Contact Tracing Efforts Hit an Obstacle: Mistrust and Information Withholding
Contact tracing has become one of the key tools to track and fight the spread of the coronavirus. While there are thousands of contact tracers working to follow the path of the virus, there are not nearly enough—and many are finding that people are uncooperative.
Contact tracing is a common and widely researched way of fighting the spread of infectious diseases. It has been used to fight the outbreak of Ebola, and now it is a tool to tackle the coronavirus.
Since the beginning of the coronavirus pandemic, governments, organizations big and small, employers, schools and communities have been trying to learn about and incorporate contact tracing into their systems. Countries across the globe have been working to utilize this tool.
How does it work? Check out this YouTube video:
However, one NPR article explains that contact tracing in the U.S. is not going so well. To start, over 5 million Americans have been infected with the virus, and the U.S. has at least 41,122 contact tracers—but that is not even half of what public health experts say is needed to contain the virus.
The role of the contact tracer is to call each person who has tested positive and track down their contacts to inform them of their risk so they can quarantine. They often can also give people services so they can safely isolate.
Contact tracing groups are already short-staffed, but they are also finding that people are not cooperating or providing information.
Some companies are causing issues, the article explains. One Los Angeles company reportedly told its workers that if they cooperate with public health officials that they will be terminated.
Elya Franciscus, an epidemiologist with Harris County Public Health in Houston, and Michael Osur, assistant director and chief health strategist of the Riverside County Department of Public Health, shared their experiences.
Many individuals are not willing to share the names of people they have seen at gatherings or the public places they have been with the public health officials. “They’re willing to tell us about their family contacts, who lives in the house.
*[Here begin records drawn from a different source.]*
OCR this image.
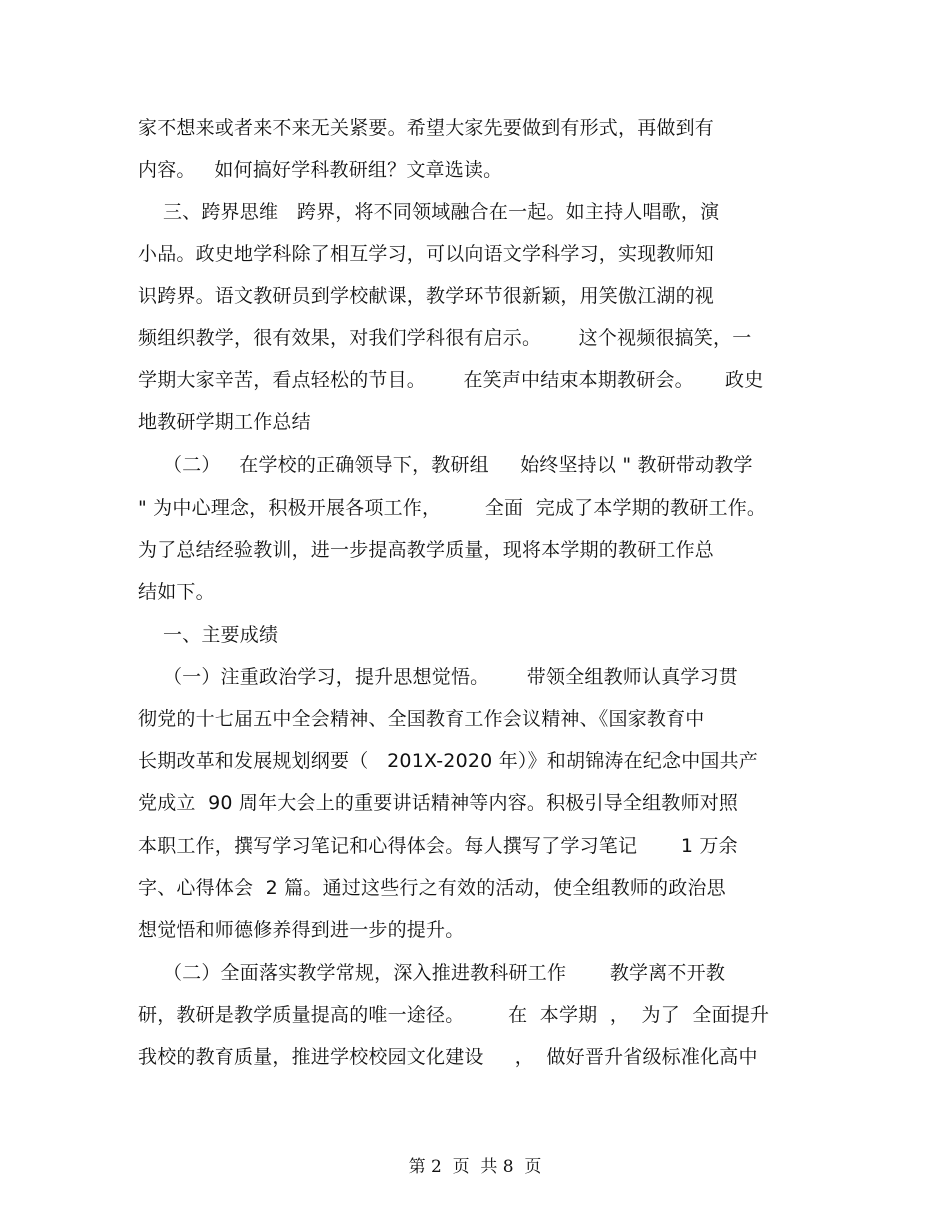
家不想来或者来不来无关紧要。希望大家先要做到有形式，再做到有
内容。   如何搞好学科教研组？文章选读。
三、跨界思维   跨界，将不同领域融合在一起。如主持人唱歌，演
小品。政史地学科除了相互学习，可以向语文学科学习，实现教师知
识跨界。语文教研员到学校献课，教学环节很新颖，用笑傲江湖的视
频组织教学，很有效果，对我们学科很有启示。      这个视频很搞笑，一
学期大家辛苦，看点轻松的节目。      在笑声中结束本期教研会。     政史
地教研学期工作总结
（二）   在学校的正确领导下，教研组     始终坚持以 " 教研带动教学
" 为中心理念，积极开展各项工作，       全面  完成了本学期的教研工作。
为了总结经验教训，进一步提高教学质量，现将本学期的教研工作总
结如下。
一、主要成绩
（一）注重政治学习，提升思想觉悟。      带领全组教师认真学习贯
彻党的十七届五中全会精神、全国教育工作会议精神、《国家教育中
长期改革和发展规划纲要（   201X-2020 年）》和胡锦涛在纪念中国共产
党成立  90 周年大会上的重要讲话精神等内容。积极引导全组教师对照
本职工作，撰写学习笔记和心得体会。每人撰写了学习笔记       1 万余
字、心得体会  2 篇。通过这些行之有效的活动，使全组教师的政治思
想觉悟和师德修养得到进一步的提升。
（二）全面落实教学常规，深入推进教科研工作       教学离不开教
研，教研是教学质量提高的唯一途径。       在  本学期  ，  为了  全面提升
我校的教育质量，推进学校校园文化建设     ，  做好晋升省级标准化高中
第 2  页  共 8  页
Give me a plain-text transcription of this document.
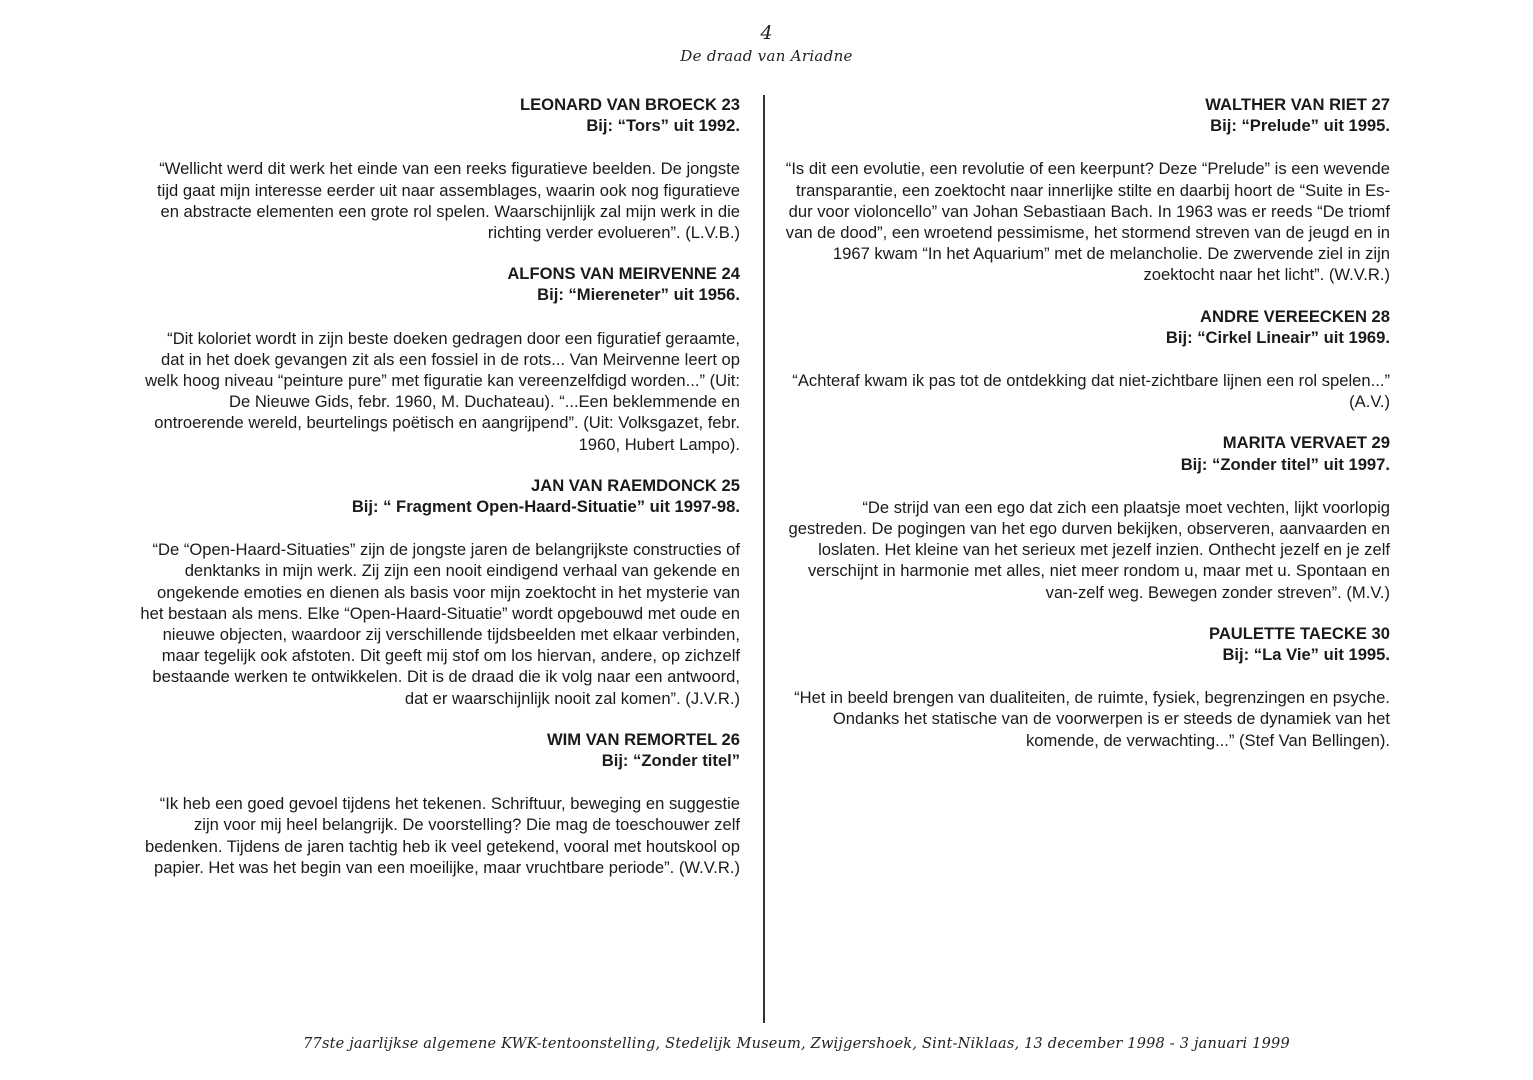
4
De draad van Ariadne
LEONARD VAN BROECK 23
Bij: “Tors” uit 1992.
“Wellicht werd dit werk het einde van een reeks figuratieve beelden. De jongste tijd gaat mijn interesse eerder uit naar assemblages, waarin ook nog figuratieve en abstracte elementen een grote rol spelen. Waarschijnlijk zal mijn werk in die richting verder evolueren”. (L.V.B.)
ALFONS VAN MEIRVENNE 24
Bij: “Miereneter” uit 1956.
“Dit koloriet wordt in zijn beste doeken gedragen door een figuratief geraamte, dat in het doek gevangen zit als een fossiel in de rots... Van Meirvenne leert op welk hoog niveau “peinture pure” met figuratie kan vereenzelfdigd worden...” (Uit: De Nieuwe Gids, febr. 1960, M. Duchateau). “...Een beklemmende en ontroerende wereld, beurtelings poëtisch en aangrijpend”. (Uit: Volksgazet, febr. 1960, Hubert Lampo).
JAN VAN RAEMDONCK 25
Bij: “ Fragment Open-Haard-Situatie” uit 1997-98.
“De “Open-Haard-Situaties” zijn de jongste jaren de belangrijkste constructies of denktanks in mijn werk. Zij zijn een nooit eindigend verhaal van gekende en ongekende emoties en dienen als basis voor mijn zoektocht in het mysterie van het bestaan als mens. Elke “Open-Haard-Situatie” wordt opgebouwd met oude en nieuwe objecten, waardoor zij verschillende tijdsbeelden met elkaar verbinden, maar tegelijk ook afstoten. Dit geeft mij stof om los hiervan, andere, op zichzelf bestaande werken te ontwikkelen. Dit is de draad die ik volg naar een antwoord, dat er waarschijnlijk nooit zal komen”. (J.V.R.)
WIM VAN REMORTEL 26
Bij: “Zonder titel”
“Ik heb een goed gevoel tijdens het tekenen. Schriftuur, beweging en suggestie zijn voor mij heel belangrijk. De voorstelling? Die mag de toeschouwer zelf bedenken. Tijdens de jaren tachtig heb ik veel getekend, vooral met houtskool op papier. Het was het begin van een moeilijke, maar vruchtbare periode”. (W.V.R.)
WALTHER VAN RIET 27
Bij: “Prelude” uit 1995.
“Is dit een evolutie, een revolutie of een keerpunt? Deze “Prelude” is een wevende transparantie, een zoektocht naar innerlijke stilte en daarbij hoort de “Suite in Es-dur voor violoncello” van Johan Sebastiaan Bach. In 1963 was er reeds “De triomf van de dood”, een wroetend pessimisme, het stormend streven van de jeugd en in 1967 kwam “In het Aquarium” met de melancholie. De zwervende ziel in zijn zoektocht naar het licht”. (W.V.R.)
ANDRE VEREECKEN 28
Bij: “Cirkel Lineair” uit 1969.
“Achteraf kwam ik pas tot de ontdekking dat niet-zichtbare lijnen een rol spelen...” (A.V.)
MARITA VERVAET 29
Bij: “Zonder titel” uit 1997.
“De strijd van een ego dat zich een plaatsje moet vechten, lijkt voorlopig gestreden. De pogingen van het ego durven bekijken, observeren, aanvaarden en loslaten. Het kleine van het serieux met jezelf inzien. Onthecht jezelf en je zelf verschijnt in harmonie met alles, niet meer rondom u, maar met u. Spontaan en van-zelf weg. Bewegen zonder streven”. (M.V.)
PAULETTE TAECKE 30
Bij: “La Vie” uit 1995.
“Het in beeld brengen van dualiteiten, de ruimte, fysiek, begrenzingen en psyche. Ondanks het statische van de voorwerpen is er steeds de dynamiek van het komende, de verwachting...” (Stef Van Bellingen).
77ste jaarlijkse algemene KWK-tentoonstelling, Stedelijk Museum, Zwijgershoek, Sint-Niklaas, 13 december 1998 - 3 januari 1999
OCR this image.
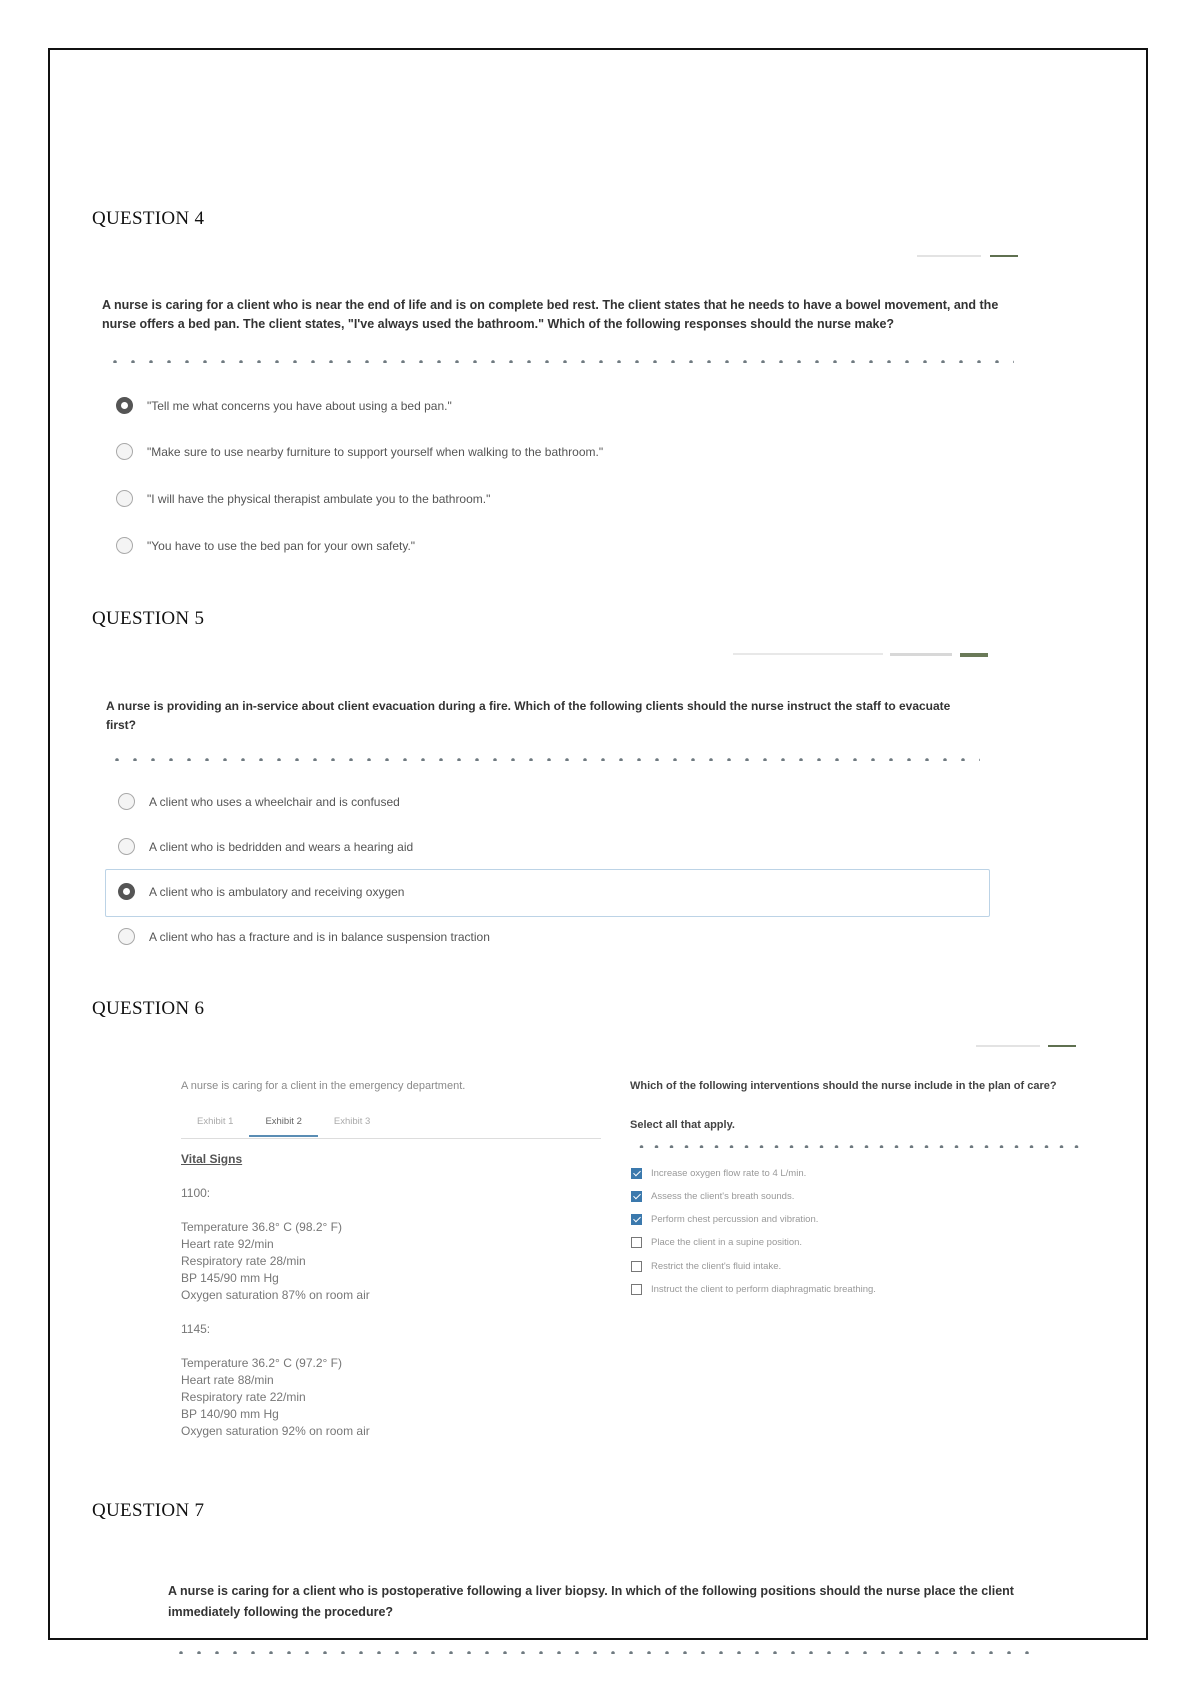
QUESTION 4
A nurse is caring for a client who is near the end of life and is on complete bed rest. The client states that he needs to have a bowel movement, and the nurse offers a bed pan. The client states, "I've always used the bathroom." Which of the following responses should the nurse make?
"Tell me what concerns you have about using a bed pan."
"Make sure to use nearby furniture to support yourself when walking to the bathroom."
"I will have the physical therapist ambulate you to the bathroom."
"You have to use the bed pan for your own safety."
QUESTION 5
A nurse is providing an in-service about client evacuation during a fire. Which of the following clients should the nurse instruct the staff to evacuate first?
A client who uses a wheelchair and is confused
A client who is bedridden and wears a hearing aid
A client who is ambulatory and receiving oxygen
A client who has a fracture and is in balance suspension traction
QUESTION 6
A nurse is caring for a client in the emergency department.
Exhibit 1	Exhibit 2	Exhibit 3
Vital Signs
1100:
Temperature 36.8° C (98.2° F)
Heart rate 92/min
Respiratory rate 28/min
BP 145/90 mm Hg
Oxygen saturation 87% on room air
1145:
Temperature 36.2° C (97.2° F)
Heart rate 88/min
Respiratory rate 22/min
BP 140/90 mm Hg
Oxygen saturation 92% on room air
Which of the following interventions should the nurse include in the plan of care?
Select all that apply.
Increase oxygen flow rate to 4 L/min.
Assess the client's breath sounds.
Perform chest percussion and vibration.
Place the client in a supine position.
Restrict the client's fluid intake.
Instruct the client to perform diaphragmatic breathing.
QUESTION 7
A nurse is caring for a client who is postoperative following a liver biopsy. In which of the following positions should the nurse place the client immediately following the procedure?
But they're not willing to share their friends, who they saw, the stores they went to. And that's been a huge problem because much of our spread has been through those informal barbecues, get-togethers and other places these people have been that we are having a hard time tracking down,” said Osur.
Franciscus suspects that people are especially unwilling to provide the names of bars or public places they have been to because they are afraid those places will get shut down.
She also said that in her county, about 50 percent of people are very cooperative. Another 25 percent are semi-cooperative and the other 25 percent are absolutely unwilling to share any information.
Unfortunately, many individuals think contact tracers have malicious or unethical intentions, and myths about contact tracers have caused mistrust. Contact tracers have received verbal threats, been cursed at and called names, and some people even think tracers are “being paid to make up results.”
Despite some public skepticism about it, contact tracing is essential to tracking the spread of the virus and alerting others at risk. Contact tracing is an effective way to keep the virus at bay in the workplace, schools and other communities.
Contact tracers need public support from officials, experts and leaders to gain widespread, public trust. Right now, though, the U.S. is far from that reality.